= Vid Došen =

Vid Došen (1719–1778) was a Croatian poet and Catholic priest.

== Early life ==
He was born in Tribanj around 1719 to a well known immigrant Bunjevac family Došen, which was originally from Herzegovina. He became a priest in 1744, and subsequently learned the Glagolitic script so he could perform his duties in the parishes of the Diocese of Nin. He was then schooled in Križevci and Zagreb, transferring over to the Diocese of Zagreb. He served in Požega at first, where he also acted as professor at the academy there. After 1776, he went to Dubovik (Podcrkavlje), where he lived until his death on 6 April 1778.

==Works==
In the spirit of enlightement, Vid Došen is principally known for his two published works; Jeka planine (Echo of the Mountain), which he published anonymously, and Aždaja Sedmoglava (Seven headed Dragon), both were published in 1768, Zagreb. He wrote in the Slavonian dialect (Štokavian ikavian) of the area where he resided while also referring to himself as a 'Dalmatian of the Velebit sea' (Dalmatinom od mora velebitskoga).

Jeka Planine is a kind of pamphlet in octosyllabic verse, which stands in defence of Matija Antun Relković's satire Satir iliti divji čovik (1762) against an attack by a certain Tamburaš slavonski in 1767, who has not been identified. The work is divided in two parts, in which he insults the 'Tamburaš' and praises Relković's Satir in its critique of old customs.

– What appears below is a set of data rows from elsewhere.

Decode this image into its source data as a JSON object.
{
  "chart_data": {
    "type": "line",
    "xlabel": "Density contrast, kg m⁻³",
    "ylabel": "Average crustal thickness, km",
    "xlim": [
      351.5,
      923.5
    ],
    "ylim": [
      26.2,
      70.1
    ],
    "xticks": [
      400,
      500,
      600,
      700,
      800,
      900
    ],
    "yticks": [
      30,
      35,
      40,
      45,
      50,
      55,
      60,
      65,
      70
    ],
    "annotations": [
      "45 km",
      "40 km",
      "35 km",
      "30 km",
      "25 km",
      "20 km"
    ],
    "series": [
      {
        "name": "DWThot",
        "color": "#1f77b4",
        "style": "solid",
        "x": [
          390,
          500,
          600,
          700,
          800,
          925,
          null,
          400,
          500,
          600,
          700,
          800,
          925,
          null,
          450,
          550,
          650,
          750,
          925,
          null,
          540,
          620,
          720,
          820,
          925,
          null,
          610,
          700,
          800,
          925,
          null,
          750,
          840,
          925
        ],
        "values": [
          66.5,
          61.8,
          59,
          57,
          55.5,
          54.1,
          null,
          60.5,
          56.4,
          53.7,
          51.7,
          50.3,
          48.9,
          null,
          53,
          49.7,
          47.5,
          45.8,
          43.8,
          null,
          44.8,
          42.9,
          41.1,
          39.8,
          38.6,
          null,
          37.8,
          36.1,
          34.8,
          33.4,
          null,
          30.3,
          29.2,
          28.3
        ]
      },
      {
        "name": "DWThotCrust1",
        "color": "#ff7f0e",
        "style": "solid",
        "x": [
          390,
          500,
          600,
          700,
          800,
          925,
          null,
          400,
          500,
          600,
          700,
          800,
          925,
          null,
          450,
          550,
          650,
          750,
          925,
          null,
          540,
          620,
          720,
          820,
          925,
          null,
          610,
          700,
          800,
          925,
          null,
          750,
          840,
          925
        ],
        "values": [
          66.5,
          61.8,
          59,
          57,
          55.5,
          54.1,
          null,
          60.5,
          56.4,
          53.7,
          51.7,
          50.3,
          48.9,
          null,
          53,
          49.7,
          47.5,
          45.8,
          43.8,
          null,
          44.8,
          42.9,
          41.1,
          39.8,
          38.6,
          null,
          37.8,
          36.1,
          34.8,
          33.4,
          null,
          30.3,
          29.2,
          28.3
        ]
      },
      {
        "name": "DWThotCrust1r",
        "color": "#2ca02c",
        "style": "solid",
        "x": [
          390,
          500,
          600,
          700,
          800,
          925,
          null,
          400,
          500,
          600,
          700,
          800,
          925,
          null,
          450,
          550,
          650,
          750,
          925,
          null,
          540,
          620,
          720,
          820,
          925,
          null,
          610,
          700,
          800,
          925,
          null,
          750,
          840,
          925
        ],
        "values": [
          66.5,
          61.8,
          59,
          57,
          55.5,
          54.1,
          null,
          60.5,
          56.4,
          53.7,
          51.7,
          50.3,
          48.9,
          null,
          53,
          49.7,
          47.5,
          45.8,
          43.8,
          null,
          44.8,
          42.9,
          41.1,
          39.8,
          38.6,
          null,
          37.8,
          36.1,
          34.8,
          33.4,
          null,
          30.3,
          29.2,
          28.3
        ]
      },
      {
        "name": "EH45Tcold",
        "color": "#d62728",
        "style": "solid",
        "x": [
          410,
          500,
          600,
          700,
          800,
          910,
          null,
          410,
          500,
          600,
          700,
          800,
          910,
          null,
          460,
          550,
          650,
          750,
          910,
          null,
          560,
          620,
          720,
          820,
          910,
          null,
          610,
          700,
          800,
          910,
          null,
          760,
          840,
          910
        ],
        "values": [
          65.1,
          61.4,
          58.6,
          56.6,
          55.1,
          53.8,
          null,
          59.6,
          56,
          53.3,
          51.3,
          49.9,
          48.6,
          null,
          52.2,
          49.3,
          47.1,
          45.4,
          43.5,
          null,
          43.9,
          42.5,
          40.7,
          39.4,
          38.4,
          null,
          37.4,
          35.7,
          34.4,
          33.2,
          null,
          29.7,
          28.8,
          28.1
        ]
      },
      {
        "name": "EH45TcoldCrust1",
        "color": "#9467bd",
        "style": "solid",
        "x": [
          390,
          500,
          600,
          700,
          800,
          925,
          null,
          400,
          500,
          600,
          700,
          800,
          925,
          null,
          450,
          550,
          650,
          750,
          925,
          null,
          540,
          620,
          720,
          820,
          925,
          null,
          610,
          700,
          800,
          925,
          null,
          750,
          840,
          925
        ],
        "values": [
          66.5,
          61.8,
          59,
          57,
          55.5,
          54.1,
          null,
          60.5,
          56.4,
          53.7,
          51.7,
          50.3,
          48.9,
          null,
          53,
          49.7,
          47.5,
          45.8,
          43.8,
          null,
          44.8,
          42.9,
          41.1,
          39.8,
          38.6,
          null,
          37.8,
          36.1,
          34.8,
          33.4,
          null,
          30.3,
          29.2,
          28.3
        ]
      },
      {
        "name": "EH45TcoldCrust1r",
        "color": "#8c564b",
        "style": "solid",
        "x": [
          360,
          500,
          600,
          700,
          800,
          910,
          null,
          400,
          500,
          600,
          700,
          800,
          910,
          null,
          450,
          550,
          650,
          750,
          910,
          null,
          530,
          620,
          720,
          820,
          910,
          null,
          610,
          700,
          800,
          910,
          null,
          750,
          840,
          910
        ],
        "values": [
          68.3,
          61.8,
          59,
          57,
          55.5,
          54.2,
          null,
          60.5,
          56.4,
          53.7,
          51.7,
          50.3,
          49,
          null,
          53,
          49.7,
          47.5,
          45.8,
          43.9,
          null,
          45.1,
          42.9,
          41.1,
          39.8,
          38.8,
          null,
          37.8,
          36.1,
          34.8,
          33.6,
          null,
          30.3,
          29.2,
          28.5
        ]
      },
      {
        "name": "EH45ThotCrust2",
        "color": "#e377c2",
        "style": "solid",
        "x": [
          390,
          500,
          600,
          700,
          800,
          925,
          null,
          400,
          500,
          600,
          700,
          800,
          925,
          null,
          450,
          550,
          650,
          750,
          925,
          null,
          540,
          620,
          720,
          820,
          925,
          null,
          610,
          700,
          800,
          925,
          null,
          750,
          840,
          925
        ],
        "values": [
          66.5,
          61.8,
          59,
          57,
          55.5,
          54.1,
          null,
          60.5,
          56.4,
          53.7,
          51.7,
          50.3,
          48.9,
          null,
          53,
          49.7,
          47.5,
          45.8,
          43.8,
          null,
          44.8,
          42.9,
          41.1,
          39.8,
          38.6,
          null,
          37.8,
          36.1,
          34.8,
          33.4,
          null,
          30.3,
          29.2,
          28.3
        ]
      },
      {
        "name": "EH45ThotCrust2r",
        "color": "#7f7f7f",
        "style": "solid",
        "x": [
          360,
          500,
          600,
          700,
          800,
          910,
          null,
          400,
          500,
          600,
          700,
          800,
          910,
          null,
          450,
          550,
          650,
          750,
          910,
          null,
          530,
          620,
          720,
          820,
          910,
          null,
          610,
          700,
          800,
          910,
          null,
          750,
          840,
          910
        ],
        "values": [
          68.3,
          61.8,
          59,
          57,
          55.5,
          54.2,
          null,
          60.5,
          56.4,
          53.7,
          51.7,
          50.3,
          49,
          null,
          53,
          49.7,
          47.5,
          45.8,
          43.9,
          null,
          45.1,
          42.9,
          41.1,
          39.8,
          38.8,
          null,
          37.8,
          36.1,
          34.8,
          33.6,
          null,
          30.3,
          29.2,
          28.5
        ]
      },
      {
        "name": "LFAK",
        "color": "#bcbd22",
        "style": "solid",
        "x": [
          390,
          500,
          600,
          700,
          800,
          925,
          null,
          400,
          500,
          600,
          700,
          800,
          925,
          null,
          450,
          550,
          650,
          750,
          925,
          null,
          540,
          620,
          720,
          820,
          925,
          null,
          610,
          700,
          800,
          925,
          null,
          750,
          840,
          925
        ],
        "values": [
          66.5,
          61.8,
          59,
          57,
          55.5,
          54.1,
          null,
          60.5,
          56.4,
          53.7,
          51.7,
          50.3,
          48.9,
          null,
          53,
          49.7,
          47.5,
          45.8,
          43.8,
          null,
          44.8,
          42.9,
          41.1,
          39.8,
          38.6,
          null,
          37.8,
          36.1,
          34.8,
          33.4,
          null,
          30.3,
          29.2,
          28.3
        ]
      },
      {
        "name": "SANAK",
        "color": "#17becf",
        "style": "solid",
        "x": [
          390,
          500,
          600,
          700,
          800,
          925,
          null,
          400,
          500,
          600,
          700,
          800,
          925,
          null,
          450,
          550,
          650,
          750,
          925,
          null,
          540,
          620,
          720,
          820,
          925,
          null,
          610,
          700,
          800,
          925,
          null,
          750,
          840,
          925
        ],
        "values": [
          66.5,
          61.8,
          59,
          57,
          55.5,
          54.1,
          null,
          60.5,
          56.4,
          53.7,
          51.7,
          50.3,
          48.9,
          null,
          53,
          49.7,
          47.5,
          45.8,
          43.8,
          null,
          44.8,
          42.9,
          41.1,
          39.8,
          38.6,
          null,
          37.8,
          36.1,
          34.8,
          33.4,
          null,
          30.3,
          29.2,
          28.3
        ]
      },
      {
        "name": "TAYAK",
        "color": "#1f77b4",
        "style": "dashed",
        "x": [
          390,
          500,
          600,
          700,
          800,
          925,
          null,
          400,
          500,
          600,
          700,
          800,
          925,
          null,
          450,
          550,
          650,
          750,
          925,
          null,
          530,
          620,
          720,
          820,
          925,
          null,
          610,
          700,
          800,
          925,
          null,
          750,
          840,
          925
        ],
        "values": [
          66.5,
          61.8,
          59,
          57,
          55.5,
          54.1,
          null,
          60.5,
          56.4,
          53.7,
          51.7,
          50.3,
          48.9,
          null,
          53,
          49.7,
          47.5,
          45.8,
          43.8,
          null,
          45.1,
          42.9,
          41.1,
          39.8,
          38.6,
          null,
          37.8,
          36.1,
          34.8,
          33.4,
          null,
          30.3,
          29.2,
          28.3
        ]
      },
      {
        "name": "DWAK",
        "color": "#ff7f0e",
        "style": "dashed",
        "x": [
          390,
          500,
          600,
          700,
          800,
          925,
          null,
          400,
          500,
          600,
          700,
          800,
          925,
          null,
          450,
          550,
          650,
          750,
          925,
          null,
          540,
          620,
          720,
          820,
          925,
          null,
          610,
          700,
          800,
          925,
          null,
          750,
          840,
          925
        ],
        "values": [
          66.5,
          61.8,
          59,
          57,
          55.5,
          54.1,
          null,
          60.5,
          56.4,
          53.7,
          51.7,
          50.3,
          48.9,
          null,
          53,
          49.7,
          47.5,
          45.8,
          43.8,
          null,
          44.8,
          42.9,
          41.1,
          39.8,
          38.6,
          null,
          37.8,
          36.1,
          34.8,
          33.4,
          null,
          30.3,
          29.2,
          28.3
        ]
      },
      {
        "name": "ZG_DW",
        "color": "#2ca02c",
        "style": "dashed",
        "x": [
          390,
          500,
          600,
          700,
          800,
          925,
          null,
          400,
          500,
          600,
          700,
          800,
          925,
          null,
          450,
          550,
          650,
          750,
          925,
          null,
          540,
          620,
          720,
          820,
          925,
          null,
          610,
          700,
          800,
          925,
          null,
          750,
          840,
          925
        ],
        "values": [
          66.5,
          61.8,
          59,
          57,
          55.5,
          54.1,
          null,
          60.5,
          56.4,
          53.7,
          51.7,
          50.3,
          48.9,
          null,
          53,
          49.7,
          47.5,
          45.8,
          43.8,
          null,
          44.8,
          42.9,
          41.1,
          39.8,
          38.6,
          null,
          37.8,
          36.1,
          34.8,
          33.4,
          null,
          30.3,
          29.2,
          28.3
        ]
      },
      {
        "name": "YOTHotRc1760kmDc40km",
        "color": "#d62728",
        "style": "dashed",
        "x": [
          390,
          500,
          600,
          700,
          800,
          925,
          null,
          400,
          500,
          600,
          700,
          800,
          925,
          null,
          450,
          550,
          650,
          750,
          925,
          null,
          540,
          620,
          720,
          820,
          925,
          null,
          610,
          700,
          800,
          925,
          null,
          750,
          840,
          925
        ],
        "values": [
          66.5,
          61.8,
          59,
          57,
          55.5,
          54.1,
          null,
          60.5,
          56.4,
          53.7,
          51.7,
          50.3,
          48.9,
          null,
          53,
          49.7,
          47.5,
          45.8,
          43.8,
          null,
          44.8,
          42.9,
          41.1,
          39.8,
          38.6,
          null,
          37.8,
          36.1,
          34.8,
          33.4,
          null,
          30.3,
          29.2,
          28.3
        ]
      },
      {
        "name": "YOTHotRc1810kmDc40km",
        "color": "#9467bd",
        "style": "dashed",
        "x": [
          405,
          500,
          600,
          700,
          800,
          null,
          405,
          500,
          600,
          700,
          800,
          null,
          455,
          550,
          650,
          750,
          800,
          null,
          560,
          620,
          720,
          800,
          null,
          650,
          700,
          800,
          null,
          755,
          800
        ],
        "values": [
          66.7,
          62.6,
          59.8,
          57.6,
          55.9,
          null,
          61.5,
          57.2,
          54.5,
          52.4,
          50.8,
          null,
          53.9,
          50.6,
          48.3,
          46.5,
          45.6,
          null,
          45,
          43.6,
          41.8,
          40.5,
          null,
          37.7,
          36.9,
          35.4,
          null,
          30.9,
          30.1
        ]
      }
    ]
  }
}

Aždaja sedmoglava is a moralistic-didactic poem divided in seven parts representing each of the deadly sins, and, as with Jeka planine, it is written in octosyllabic verses. The poem begins with an allusion to a military mobilisation conducted by a trumpet, with the stated goal of defeating the seven-headed dragon in a battle, echoing the style of Catholic restoration. The principal intent of the poem is shaming public officials.